Researchers find mechanism underlying muscle weakness in Becker disease

muscle

Muscle weakness in patients with Becker disease is caused by unusual electrical activity in muscle fibers termed ‘plateau potentials’ that make them temporarily inactive, says a study published today in eLife.

An understanding of these mechanisms and the ion channels involved may help the search for more effective therapies for weakness in Becker disease and other muscle diseases, and help understand how electrical activity is regulated in muscles.

Recessive myotonia congenita, also known as Becker disease, is a heritable skeletal muscle disease caused by mutated chloride channels in the muscles that do not work properly. People with the condition experience a phenomenon called myotonia whereby the muscles are hyperexcitable, meaning they are more sensitive than usual to activation. This results in stiff muscles that struggle to relax after being used.

After moving, patients can also suffer debilitating bouts of weakness that can last from seconds to minutes. “The mechanism underlying this weakness has remained a mystery since its initial description almost 50 years ago,” explains first author Jessica Myers, a researcher at the Department of Neuroscience, Cell Biology and Physiology, Wright State University Boonshoft School of Medicine. “There are hints that weakness is due to hypoexcitability, or reduced sensitivity, of muscle fibers, but this conclusion is at odds with the discovery that muscle in Becker disease is hyperexcitable.”

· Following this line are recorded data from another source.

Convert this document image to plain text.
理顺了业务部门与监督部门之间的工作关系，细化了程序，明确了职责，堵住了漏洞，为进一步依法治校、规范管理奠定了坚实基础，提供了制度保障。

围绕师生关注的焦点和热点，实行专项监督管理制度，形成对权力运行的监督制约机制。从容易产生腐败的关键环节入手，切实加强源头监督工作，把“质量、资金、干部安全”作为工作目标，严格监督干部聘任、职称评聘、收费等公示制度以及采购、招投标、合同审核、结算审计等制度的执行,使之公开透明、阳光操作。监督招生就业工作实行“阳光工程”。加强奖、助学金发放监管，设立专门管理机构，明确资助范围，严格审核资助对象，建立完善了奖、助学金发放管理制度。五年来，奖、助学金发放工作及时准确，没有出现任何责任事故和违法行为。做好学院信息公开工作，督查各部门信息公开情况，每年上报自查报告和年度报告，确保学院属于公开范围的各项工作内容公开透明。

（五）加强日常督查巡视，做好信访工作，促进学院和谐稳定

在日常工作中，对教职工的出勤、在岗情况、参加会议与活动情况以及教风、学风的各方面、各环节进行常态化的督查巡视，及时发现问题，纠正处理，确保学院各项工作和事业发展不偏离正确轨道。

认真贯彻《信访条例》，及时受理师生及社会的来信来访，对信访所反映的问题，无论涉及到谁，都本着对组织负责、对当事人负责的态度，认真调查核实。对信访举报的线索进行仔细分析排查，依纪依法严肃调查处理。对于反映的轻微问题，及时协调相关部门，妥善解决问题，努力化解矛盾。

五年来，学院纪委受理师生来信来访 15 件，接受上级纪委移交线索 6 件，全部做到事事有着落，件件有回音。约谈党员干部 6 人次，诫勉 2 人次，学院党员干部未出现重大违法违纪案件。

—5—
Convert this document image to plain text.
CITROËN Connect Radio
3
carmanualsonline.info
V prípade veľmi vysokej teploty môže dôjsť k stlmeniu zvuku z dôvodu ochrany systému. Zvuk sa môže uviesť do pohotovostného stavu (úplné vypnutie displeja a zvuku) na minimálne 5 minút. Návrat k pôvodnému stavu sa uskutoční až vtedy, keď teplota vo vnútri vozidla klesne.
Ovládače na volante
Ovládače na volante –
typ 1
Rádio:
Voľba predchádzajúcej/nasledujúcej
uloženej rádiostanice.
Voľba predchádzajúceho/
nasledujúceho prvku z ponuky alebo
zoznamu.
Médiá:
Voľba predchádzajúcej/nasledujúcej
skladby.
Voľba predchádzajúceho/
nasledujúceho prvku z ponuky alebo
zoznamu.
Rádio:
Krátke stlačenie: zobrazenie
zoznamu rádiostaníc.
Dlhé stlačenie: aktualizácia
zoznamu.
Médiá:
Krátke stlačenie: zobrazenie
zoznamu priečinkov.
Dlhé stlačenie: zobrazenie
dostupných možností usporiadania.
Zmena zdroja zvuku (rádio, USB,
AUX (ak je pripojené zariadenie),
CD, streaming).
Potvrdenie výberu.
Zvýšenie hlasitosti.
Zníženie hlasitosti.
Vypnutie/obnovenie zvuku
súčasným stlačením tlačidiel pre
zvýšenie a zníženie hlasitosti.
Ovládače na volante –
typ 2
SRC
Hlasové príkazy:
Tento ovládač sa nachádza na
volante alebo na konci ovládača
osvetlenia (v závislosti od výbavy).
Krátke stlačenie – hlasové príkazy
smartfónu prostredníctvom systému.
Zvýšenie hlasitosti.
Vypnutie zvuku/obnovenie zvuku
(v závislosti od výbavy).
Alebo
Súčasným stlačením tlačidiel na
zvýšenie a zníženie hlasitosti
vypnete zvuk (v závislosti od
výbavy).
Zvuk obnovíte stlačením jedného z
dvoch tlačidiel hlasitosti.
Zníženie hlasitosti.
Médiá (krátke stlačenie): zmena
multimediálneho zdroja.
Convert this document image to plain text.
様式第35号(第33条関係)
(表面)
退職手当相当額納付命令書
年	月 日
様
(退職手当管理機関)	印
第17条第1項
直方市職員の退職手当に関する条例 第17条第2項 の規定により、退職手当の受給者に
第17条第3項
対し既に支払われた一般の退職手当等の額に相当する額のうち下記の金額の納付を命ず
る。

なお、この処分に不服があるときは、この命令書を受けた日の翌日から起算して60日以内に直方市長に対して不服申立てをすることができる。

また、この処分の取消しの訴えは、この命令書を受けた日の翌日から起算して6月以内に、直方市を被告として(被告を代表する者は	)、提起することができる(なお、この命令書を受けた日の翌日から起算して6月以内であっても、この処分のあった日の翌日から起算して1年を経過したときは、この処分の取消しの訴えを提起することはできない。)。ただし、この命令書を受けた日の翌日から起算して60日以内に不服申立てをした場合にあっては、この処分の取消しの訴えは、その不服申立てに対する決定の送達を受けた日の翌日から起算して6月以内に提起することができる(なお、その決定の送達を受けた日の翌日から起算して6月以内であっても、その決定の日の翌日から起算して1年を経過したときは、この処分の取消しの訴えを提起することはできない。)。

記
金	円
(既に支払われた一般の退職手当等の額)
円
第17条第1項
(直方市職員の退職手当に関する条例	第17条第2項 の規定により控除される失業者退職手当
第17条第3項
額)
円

Myers and colleagues sought to uncover the mechanisms behind muscle weakness in patients by studying models of Becker disease in mice. They mimicked the disease by inactivating chloride channels either by genetically modifying them or by blocking them with a drug. They then measured how much force the muscles produced and the electrical activity within the muscle cells to see whether weakness was a result of hypo- or hyperexcitability.

The team found that the weakness was caused by temporary depolarisation of the muscle cells which they termed ‘plateau potential’. At rest, muscle cells carry a negative electrical charge of -70 to -90 millivolts (mV) relative to their surroundings. When depolarised during a plateau potential, the charge reduces to a less negative state of between -30 and -45 mV which can last up to 100 seconds. Plateau potentials leave muscle fibers inexcitable, making them essentially inactive.

These results suggest that muscle affected by Becker disease rapidly cycles between hyper- and hypoexcitability as individual fibers switch from experiencing myotonia (causing stiffness) to the generation of plateau potentials (causing weakness), respectively. The state depends on the strength of the signal experienced by the muscle fibers: mild depolarisation triggers myotonia and more severe depolarisation triggers the generation of a plateau potential.

The team also demonstrated that both calcium and sodium ion channels are involved in creating a plateau potential, finding that sodium channels trigger this state while calcium channels are responsible for maintaining it. Moreover, blocking a subset of sodium channels with the drug ranolazine prevented the development of plateau potentials and eliminated the temporary muscle weakness.